Thursday, 23 June 2011

Now we are 1.6

I meant to make this post longer, funnier, more pretentious and - ahem - about three weeks ago. Sadly, events conspired against that, so here's a late and cut down version of my thoughts on Minecraft 1.6.

The big thing to come out of the 1.6 update (or rather, collection of 1.6 updates) was the ability to travel between the normal overworld and the alternate hell-dimension, the Nether, in-game in multiplayer servers - meaning no more having to piss about with file names. I've found that adventuring in the Nether is very different to regular caving. In an - and forgive the awkward phraseology - overworld cave network, I always feel tempted to push on beyond my limits. There's always another passage, another vein of ore. It's different in the Nether.

The Nether is open plan, more or less, so simple navigation is easier. Actually getting where you want to go, though; that's much, much harder, because the ground is so uneven. Almost every block of the way you're building staircases or bridging gaps, making it slow going. These factors, combined with both the relative scarcity of essential minerals and the overwhelming lethality of the Nether in general, mean that adventuring is a much more focused affair. Rather than epic four hour potholing expeditions, you descend, pinpoint what you want, grab it and leave as soon as possible. It's much more of a tense race against time to get what you want before you die, compared to the grand exploration jaunts of an overworld cavern system.

Tha's no bad thing. Contrasting gameplay elements add value. There were times when a big potholing trip didn't grab me, as I wanted something a bit more adrenal to do, and the Nether fills that hole. Too often when I died after two hours of gathering resources only to die to an unseen creeper or sudden lava floe, the feeling wasn't one of "I'll get even with you, game" nor even "oh well, must do better next time," but "eh, bored now, cbf replaying just to lose all my stuff again. Whatever. Bai." Since overreaching is rarer in the Nether, that sort of death bringing feelings of resent and waste are also less frequent.

And if you thought overworld adventuring was a communal excercise... more than ever, the Nether requires a party to work together. There's no time for getting lost or wandering off, no need for "Dig up, stupid" type conversations. You have to be a co-ordinated team to pull off a big heist. The biggest threats are the ghasts - giant floating cow/octopus things which shoot fireballs with unerring and unnerving accuracy. They can only reasonably be fought via bow and arrow, they have a longer range than player characters, and they have all the hit points in history.
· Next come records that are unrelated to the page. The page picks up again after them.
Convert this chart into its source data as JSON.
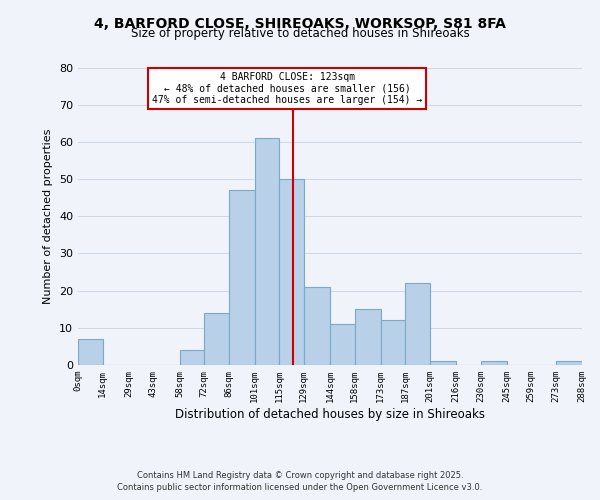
{
  "title": "4, BARFORD CLOSE, SHIREOAKS, WORKSOP, S81 8FA",
  "subtitle": "Size of property relative to detached houses in Shireoaks",
  "xlabel": "Distribution of detached houses by size in Shireoaks",
  "ylabel": "Number of detached properties",
  "bin_edges": [
    0,
    14,
    29,
    43,
    58,
    72,
    86,
    101,
    115,
    129,
    144,
    158,
    173,
    187,
    201,
    216,
    230,
    245,
    259,
    273,
    288
  ],
  "counts": [
    7,
    0,
    0,
    0,
    4,
    14,
    47,
    61,
    50,
    21,
    11,
    15,
    12,
    22,
    1,
    0,
    1,
    0,
    0,
    1
  ],
  "bar_color": "#b8d0e8",
  "bar_edge_color": "#7aaac8",
  "property_line_x": 123,
  "property_line_color": "#cc0000",
  "annotation_title": "4 BARFORD CLOSE: 123sqm",
  "annotation_line1": "← 48% of detached houses are smaller (156)",
  "annotation_line2": "47% of semi-detached houses are larger (154) →",
  "annotation_box_color": "#cc0000",
  "ylim": [
    0,
    80
  ],
  "yticks": [
    0,
    10,
    20,
    30,
    40,
    50,
    60,
    70,
    80
  ],
  "tick_labels": [
    "0sqm",
    "14sqm",
    "29sqm",
    "43sqm",
    "58sqm",
    "72sqm",
    "86sqm",
    "101sqm",
    "115sqm",
    "129sqm",
    "144sqm",
    "158sqm",
    "173sqm",
    "187sqm",
    "201sqm",
    "216sqm",
    "230sqm",
    "245sqm",
    "259sqm",
    "273sqm",
    "288sqm"
  ],
  "grid_color": "#d0d8e8",
  "background_color": "#f0f4fa",
  "footer1": "Contains HM Land Registry data © Crown copyright and database right 2025.",
  "footer2": "Contains public sector information licensed under the Open Government Licence v3.0."
}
Oh, also: they usually come in herds of three or four. A frantic escape from an engraged ghast pack, covering each other's backs as you pelt for the portal, is something to experience.

Aside from some irritating bed bugs (ho ho!) 1.6 is the best thing to happen to Minecraft in some time. Anyone who stopped playing, I recommend you gather up a party and try out adventuring in the Nether. If nothing else, building a portal chamber can cut out on tedious travelling time between your bases topside, which was always one of Minecraft's bugbears.
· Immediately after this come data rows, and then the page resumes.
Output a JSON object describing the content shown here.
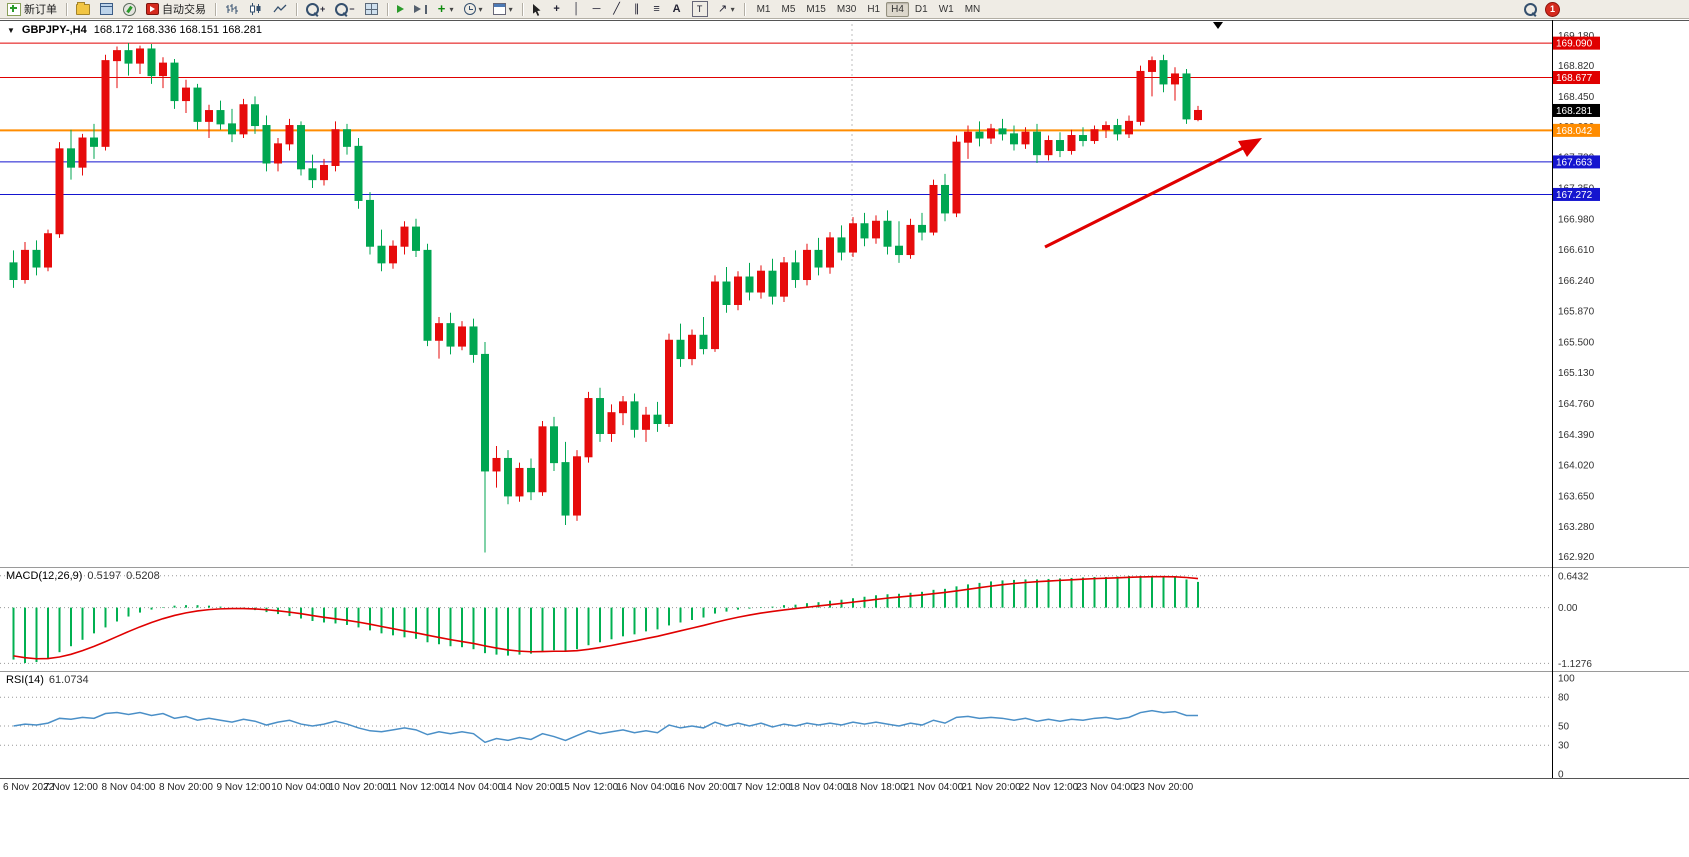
{
  "toolbar": {
    "new_order_label": "新订单",
    "auto_trading_label": "自动交易",
    "timeframes": [
      "M1",
      "M5",
      "M15",
      "M30",
      "H1",
      "H4",
      "D1",
      "W1",
      "MN"
    ],
    "active_timeframe": "H4",
    "notification_count": "1",
    "glyphs": {
      "caret": "▾",
      "title_caret": "▼",
      "crosshair": "+",
      "vline": "│",
      "hline": "─",
      "trendline": "╱",
      "channel": "∥",
      "fibo": "≡",
      "text_tool": "A",
      "label_tool": "T",
      "arrows_tool": "↗",
      "indicators_plus": "+",
      "zoom_in": "+",
      "zoom_out": "−"
    }
  },
  "chart": {
    "symbol_title": "GBPJPY-,H4",
    "ohlc_text": "168.172 168.336 168.151 168.281",
    "current_price": "168.281"
  },
  "price_axis": {
    "labels": [
      "169.180",
      "168.820",
      "168.450",
      "168.090",
      "167.720",
      "167.350",
      "166.980",
      "166.610",
      "166.240",
      "165.870",
      "165.500",
      "165.130",
      "164.760",
      "164.390",
      "164.020",
      "163.650",
      "163.280",
      "162.920"
    ]
  },
  "levels": [
    {
      "value": "169.090",
      "color": "#e00000",
      "width": 1
    },
    {
      "value": "168.677",
      "color": "#e00000",
      "width": 1
    },
    {
      "value": "168.042",
      "color": "#ff8c00",
      "width": 2
    },
    {
      "value": "167.663",
      "color": "#1515cf",
      "width": 1
    },
    {
      "value": "167.272",
      "color": "#1515cf",
      "width": 1
    }
  ],
  "macd": {
    "label": "MACD(12,26,9)",
    "value_main": "0.5197",
    "value_signal": "0.5208",
    "axis": [
      "0.6432",
      "0.00",
      "-1.1276"
    ],
    "histogram": [
      -1.05,
      -1.12,
      -1.1,
      -1.02,
      -0.9,
      -0.78,
      -0.65,
      -0.52,
      -0.4,
      -0.28,
      -0.18,
      -0.1,
      -0.04,
      0.01,
      0.04,
      0.05,
      0.05,
      0.04,
      0.02,
      0.0,
      -0.02,
      -0.05,
      -0.09,
      -0.13,
      -0.17,
      -0.22,
      -0.27,
      -0.3,
      -0.32,
      -0.35,
      -0.4,
      -0.46,
      -0.52,
      -0.56,
      -0.6,
      -0.63,
      -0.7,
      -0.74,
      -0.78,
      -0.8,
      -0.84,
      -0.92,
      -0.95,
      -0.97,
      -0.95,
      -0.93,
      -0.88,
      -0.86,
      -0.88,
      -0.84,
      -0.76,
      -0.7,
      -0.64,
      -0.58,
      -0.54,
      -0.48,
      -0.44,
      -0.36,
      -0.3,
      -0.25,
      -0.2,
      -0.12,
      -0.08,
      -0.04,
      -0.02,
      0.01,
      0.02,
      0.05,
      0.06,
      0.09,
      0.11,
      0.14,
      0.16,
      0.19,
      0.22,
      0.25,
      0.27,
      0.28,
      0.3,
      0.32,
      0.36,
      0.38,
      0.43,
      0.47,
      0.5,
      0.53,
      0.55,
      0.56,
      0.57,
      0.57,
      0.58,
      0.59,
      0.6,
      0.61,
      0.62,
      0.62,
      0.63,
      0.64,
      0.643,
      0.64,
      0.63,
      0.61,
      0.57,
      0.52
    ]
  },
  "rsi": {
    "label": "RSI(14)",
    "value": "61.0734",
    "axis": [
      "100",
      "80",
      "50",
      "30",
      "0"
    ],
    "values": [
      50,
      52,
      51,
      53,
      58,
      57,
      59,
      58,
      63,
      64,
      62,
      64,
      61,
      63,
      58,
      60,
      56,
      58,
      56,
      54,
      57,
      55,
      51,
      54,
      56,
      52,
      50,
      52,
      55,
      52,
      48,
      45,
      44,
      46,
      48,
      46,
      41,
      44,
      42,
      44,
      42,
      33,
      37,
      35,
      38,
      36,
      42,
      39,
      35,
      40,
      45,
      42,
      44,
      46,
      43,
      45,
      43,
      51,
      48,
      50,
      48,
      54,
      50,
      53,
      50,
      53,
      49,
      52,
      50,
      53,
      51,
      53,
      51,
      54,
      52,
      54,
      52,
      50,
      53,
      51,
      56,
      53,
      59,
      60,
      58,
      59,
      58,
      56,
      58,
      55,
      57,
      55,
      57,
      56,
      58,
      59,
      57,
      59,
      64,
      66,
      64,
      65,
      61,
      61
    ]
  },
  "chart_data": {
    "type": "candlestick",
    "symbol": "GBPJPY-",
    "timeframe": "H4",
    "ylim": [
      162.88,
      169.32
    ],
    "x_label_step": 5,
    "x_labels": [
      "6 Nov 2022",
      "7 Nov 12:00",
      "8 Nov 04:00",
      "8 Nov 20:00",
      "9 Nov 12:00",
      "10 Nov 04:00",
      "10 Nov 20:00",
      "11 Nov 12:00",
      "14 Nov 04:00",
      "14 Nov 20:00",
      "15 Nov 12:00",
      "16 Nov 04:00",
      "16 Nov 20:00",
      "17 Nov 12:00",
      "18 Nov 04:00",
      "18 Nov 18:00",
      "21 Nov 04:00",
      "21 Nov 20:00",
      "22 Nov 12:00",
      "23 Nov 04:00",
      "23 Nov 20:00"
    ],
    "candles": [
      [
        166.45,
        166.6,
        166.15,
        166.25
      ],
      [
        166.25,
        166.7,
        166.2,
        166.6
      ],
      [
        166.6,
        166.72,
        166.3,
        166.4
      ],
      [
        166.4,
        166.85,
        166.35,
        166.8
      ],
      [
        166.8,
        167.9,
        166.75,
        167.82
      ],
      [
        167.82,
        168.05,
        167.45,
        167.6
      ],
      [
        167.6,
        168.0,
        167.5,
        167.95
      ],
      [
        167.95,
        168.12,
        167.7,
        167.85
      ],
      [
        167.85,
        168.95,
        167.8,
        168.88
      ],
      [
        168.88,
        169.05,
        168.55,
        169.0
      ],
      [
        169.0,
        169.09,
        168.7,
        168.85
      ],
      [
        168.85,
        169.06,
        168.72,
        169.02
      ],
      [
        169.02,
        169.08,
        168.6,
        168.7
      ],
      [
        168.7,
        168.92,
        168.55,
        168.85
      ],
      [
        168.85,
        168.9,
        168.3,
        168.4
      ],
      [
        168.4,
        168.65,
        168.25,
        168.55
      ],
      [
        168.55,
        168.6,
        168.05,
        168.15
      ],
      [
        168.15,
        168.35,
        167.95,
        168.28
      ],
      [
        168.28,
        168.4,
        168.05,
        168.12
      ],
      [
        168.12,
        168.3,
        167.9,
        168.0
      ],
      [
        168.0,
        168.42,
        167.95,
        168.35
      ],
      [
        168.35,
        168.45,
        168.0,
        168.1
      ],
      [
        168.1,
        168.22,
        167.55,
        167.65
      ],
      [
        167.65,
        167.95,
        167.55,
        167.88
      ],
      [
        167.88,
        168.18,
        167.8,
        168.1
      ],
      [
        168.1,
        168.15,
        167.5,
        167.58
      ],
      [
        167.58,
        167.75,
        167.35,
        167.45
      ],
      [
        167.45,
        167.7,
        167.38,
        167.62
      ],
      [
        167.62,
        168.15,
        167.55,
        168.05
      ],
      [
        168.05,
        168.12,
        167.75,
        167.85
      ],
      [
        167.85,
        167.95,
        167.1,
        167.2
      ],
      [
        167.2,
        167.3,
        166.55,
        166.65
      ],
      [
        166.65,
        166.85,
        166.35,
        166.45
      ],
      [
        166.45,
        166.72,
        166.38,
        166.65
      ],
      [
        166.65,
        166.95,
        166.55,
        166.88
      ],
      [
        166.88,
        166.98,
        166.52,
        166.6
      ],
      [
        166.6,
        166.68,
        165.45,
        165.52
      ],
      [
        165.52,
        165.8,
        165.3,
        165.72
      ],
      [
        165.72,
        165.85,
        165.35,
        165.45
      ],
      [
        165.45,
        165.75,
        165.4,
        165.68
      ],
      [
        165.68,
        165.78,
        165.25,
        165.35
      ],
      [
        165.35,
        165.5,
        162.97,
        163.95
      ],
      [
        163.95,
        164.25,
        163.75,
        164.1
      ],
      [
        164.1,
        164.2,
        163.55,
        163.65
      ],
      [
        163.65,
        164.05,
        163.58,
        163.98
      ],
      [
        163.98,
        164.1,
        163.6,
        163.7
      ],
      [
        163.7,
        164.55,
        163.65,
        164.48
      ],
      [
        164.48,
        164.6,
        163.95,
        164.05
      ],
      [
        164.05,
        164.3,
        163.3,
        163.42
      ],
      [
        163.42,
        164.2,
        163.35,
        164.12
      ],
      [
        164.12,
        164.9,
        164.05,
        164.82
      ],
      [
        164.82,
        164.95,
        164.3,
        164.4
      ],
      [
        164.4,
        164.75,
        164.3,
        164.65
      ],
      [
        164.65,
        164.85,
        164.5,
        164.78
      ],
      [
        164.78,
        164.88,
        164.35,
        164.45
      ],
      [
        164.45,
        164.72,
        164.3,
        164.62
      ],
      [
        164.62,
        164.78,
        164.42,
        164.52
      ],
      [
        164.52,
        165.6,
        164.48,
        165.52
      ],
      [
        165.52,
        165.72,
        165.2,
        165.3
      ],
      [
        165.3,
        165.65,
        165.22,
        165.58
      ],
      [
        165.58,
        165.8,
        165.35,
        165.42
      ],
      [
        165.42,
        166.3,
        165.38,
        166.22
      ],
      [
        166.22,
        166.4,
        165.85,
        165.95
      ],
      [
        165.95,
        166.35,
        165.88,
        166.28
      ],
      [
        166.28,
        166.45,
        166.0,
        166.1
      ],
      [
        166.1,
        166.42,
        166.02,
        166.35
      ],
      [
        166.35,
        166.5,
        165.95,
        166.05
      ],
      [
        166.05,
        166.52,
        165.98,
        166.45
      ],
      [
        166.45,
        166.6,
        166.15,
        166.25
      ],
      [
        166.25,
        166.68,
        166.18,
        166.6
      ],
      [
        166.6,
        166.75,
        166.3,
        166.4
      ],
      [
        166.4,
        166.82,
        166.32,
        166.75
      ],
      [
        166.75,
        166.9,
        166.48,
        166.58
      ],
      [
        166.58,
        167.0,
        166.52,
        166.92
      ],
      [
        166.92,
        167.05,
        166.65,
        166.75
      ],
      [
        166.75,
        167.02,
        166.68,
        166.95
      ],
      [
        166.95,
        167.08,
        166.55,
        166.65
      ],
      [
        166.65,
        166.95,
        166.45,
        166.55
      ],
      [
        166.55,
        166.98,
        166.5,
        166.9
      ],
      [
        166.9,
        167.05,
        166.72,
        166.82
      ],
      [
        166.82,
        167.45,
        166.78,
        167.38
      ],
      [
        167.38,
        167.52,
        166.95,
        167.05
      ],
      [
        167.05,
        167.98,
        167.0,
        167.9
      ],
      [
        167.9,
        168.1,
        167.7,
        168.02
      ],
      [
        168.02,
        168.15,
        167.85,
        167.95
      ],
      [
        167.95,
        168.12,
        167.88,
        168.06
      ],
      [
        168.06,
        168.18,
        167.92,
        168.0
      ],
      [
        168.0,
        168.1,
        167.8,
        167.88
      ],
      [
        167.88,
        168.08,
        167.82,
        168.02
      ],
      [
        168.02,
        168.12,
        167.65,
        167.75
      ],
      [
        167.75,
        167.98,
        167.68,
        167.92
      ],
      [
        167.92,
        168.02,
        167.72,
        167.8
      ],
      [
        167.8,
        168.05,
        167.75,
        167.98
      ],
      [
        167.98,
        168.08,
        167.85,
        167.92
      ],
      [
        167.92,
        168.1,
        167.88,
        168.05
      ],
      [
        168.05,
        168.15,
        167.95,
        168.1
      ],
      [
        168.1,
        168.18,
        167.92,
        168.0
      ],
      [
        168.0,
        168.22,
        167.95,
        168.15
      ],
      [
        168.15,
        168.82,
        168.1,
        168.75
      ],
      [
        168.75,
        168.93,
        168.45,
        168.88
      ],
      [
        168.88,
        168.95,
        168.5,
        168.6
      ],
      [
        168.6,
        168.8,
        168.4,
        168.72
      ],
      [
        168.72,
        168.78,
        168.12,
        168.18
      ],
      [
        168.172,
        168.336,
        168.151,
        168.281
      ]
    ]
  },
  "colors": {
    "bull": "#e60b0b",
    "bear": "#00a651",
    "macd_hist": "#00b050",
    "macd_signal": "#e00000",
    "rsi_line": "#4a8fc7",
    "arrow": "#e00000",
    "current_price_bg": "#000000"
  }
}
Speaking of Minecraft, I've given Terraria a try. It seems fun, and it's actually surprisingly different to Minecraft. While early guesses had Terraria pegged as 'Minecraft with a bit of Castlevania,' in practice it's more the other way around. This is a platforming game at heart, which happens to feature terrain manipulation as one of your tools. A lot of the challenges revolve around working out how you can use the landscape around you to go here, fight this, collect that. My favourite Minecraft moments are the architectural challenges you come across while caving - navigating your way up a gigantic waterfall, or working out how to stem a lava river to save as much obsidian as possible, or constructing a precarious scaffold up to a vein of ore in the ceiling. I'm looking forward to trying more of Terraria and seeing how it measures up.

Another online game I've started recently is Spiral Knights, one of Steam's five free MMOs. It's cutesy and energetic and just the right side of tactical to be engaging without requiring too much concentration. It's nothing special, but it cuts down on the usual MMO gumph effectively and throws some varied challenges at you. I already like it more than any other MMO I've enountered. Review forthcoming, once I've spent some more time with it.

Back to Minecraft to close us out: Zelda Adventure looks like it could be entertaining. And the Minecraft Ghibli World is sickening in how spectacular it is, especially the Laputa chasm. Certainly makes my best-ever structures looks like complete rubbish.